Towards Increase in Quality by Preprocessed Source Code and Measurement Analysis of Software Applications

In this paper two intensive problems faced during software application’s analysis and development process arose by the software industry are briefly conversed i.e. identification of fault proneness and increase in rate of variability in the source code of traditional and product line applications. To contribute in the field of software application analysis and development, and to mitigate the aforementioned hurdles, a measurement analysis based approach is discussed in this paper. Furthermore, a prototype is developed based on the concepts of discussed approach i.e. analyzing preprocessed source code characteristics, identifying additional level of complexities using several procedural and object oriented source code measures and visualizing obtained results in different diagrams e.g. bar charts, file maps and graphs etc. Developed prototype is discussed in detail in this paper and validated by means of an experiment as well.

💡 Research Summary

The paper tackles two pervasive challenges in modern software development: (1) the difficulty of predicting fault‑prone components early in the lifecycle, and (2) the rapid increase in source‑code variability that plagues product‑line engineering and inflates maintenance costs. While prior work has relied on static code metrics (e.g., cyclomatic complexity, coupling, cohesion) or version‑control change histories, it has largely ignored the structural transformations introduced during the preprocessing phase—macro expansions, conditional compilation blocks, and other directives that are invisible in the raw source but become part of the compiled artifact.
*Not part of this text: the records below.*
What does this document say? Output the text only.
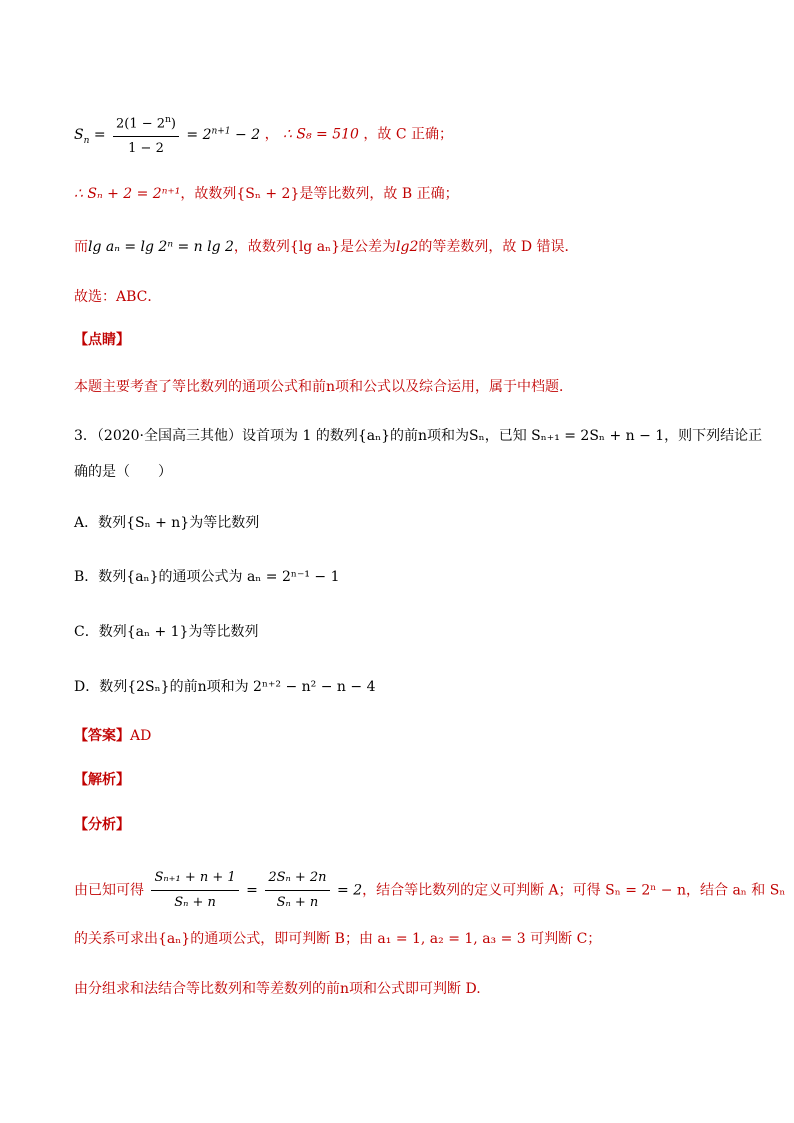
$S_n = \frac{2(1 - 2^n)}{1 - 2} = 2^{n+1} - 2$ ， ∴ S₈ = 510 ，故 C 正确；
∴ Sₙ + 2 = 2ⁿ⁺¹，故数列{Sₙ + 2}是等比数列，故 B 正确；
而lg aₙ = lg 2ⁿ = n lg 2，故数列{lg aₙ}是公差为lg2的等差数列，故 D 错误．
故选：ABC．
【点睛】
本题主要考查了等比数列的通项公式和前n项和公式以及综合运用，属于中档题．
3．（2020·全国高三其他）设首项为 1 的数列{aₙ}的前n项和为Sₙ，已知 Sₙ₊₁ = 2Sₙ + n − 1，则下列结论正
确的是（　　）
A．数列{Sₙ + n}为等比数列
B．数列{aₙ}的通项公式为 aₙ = 2ⁿ⁻¹ − 1
C．数列{aₙ + 1}为等比数列
D．数列{2Sₙ}的前n项和为 2ⁿ⁺² − n² − n − 4
【答案】AD
【解析】
【分析】
由已知可得 $\frac{\text{Sₙ₊₁ + n + 1}}{\text{Sₙ + n}} = \frac{\text{2Sₙ + 2n}}{\text{Sₙ + n}} = 2$，结合等比数列的定义可判断 A；可得 Sₙ = 2ⁿ − n，结合 aₙ 和 Sₙ
的关系可求出{aₙ}的通项公式，即可判断 B；由 a₁ = 1, a₂ = 1, a₃ = 3 可判断 C；
由分组求和法结合等比数列和等差数列的前n项和公式即可判断 D.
To bridge this gap, the authors propose a measurement‑analysis approach that operates on preprocessed source code, i.e., the exact code that a compiler sees after all preprocessing directives have been applied. By analyzing this fully expanded code, the method captures hidden complexity introduced by macros and conditional blocks. The approach extracts three families of metrics: (a) procedural metrics such as lines‑of‑code, cyclomatic complexity, and function‑call depth; (b) object‑oriented metrics including number of classes, inheritance depth, method count, cohesion, and coupling; and (c) a novel “preprocessing complexity” metric that quantifies macro definition count, conditional block count, and nesting depth of preprocessing directives. The combined metric set forms a high‑dimensional feature space suitable for machine‑learning‑based fault prediction.

A prototype tool was built using Java for the graphical user interface and a backend analysis engine. Users supply raw source files and optional preprocessing configuration; the tool invokes a standard preprocessor (e.g., GCC‑cpp or javac ‑proc) to generate the expanded code. An abstract syntax tree (AST) is then constructed, and metric extraction modules traverse the AST to compute the three metric families. Results are exported as CSV files and visualized through bar charts (metric distributions), file maps (risk‑colored source files), and dependency graphs (class relationships and macro propagation paths).

The authors validated the approach on three real‑world projects: two open‑source systems (one a conventional monolithic application, the other a product‑line with multiple variants) and one commercial product. Fault labels were obtained from issue trackers and defect databases. Machine‑learning models (logistic regression and random forest) trained on the full metric set—including preprocessing complexity—achieved an average increase of 12 percentage points in Area Under the ROC Curve compared with models that used only traditional metrics. Moreover, the visual file‑map allowed developers to pinpoint high‑risk files quickly; subsequent targeted refactoring reduced observed defect rates by roughly 8 %.

In summary, by extending quantitative code analysis to the preprocessing stage, the paper demonstrates measurable improvements in fault‑prediction accuracy and provides actionable visual insights for managing code variability. The proposed framework offers a practical pathway for both researchers and industry practitioners to enhance software quality while curbing the escalating costs associated with highly variable code bases.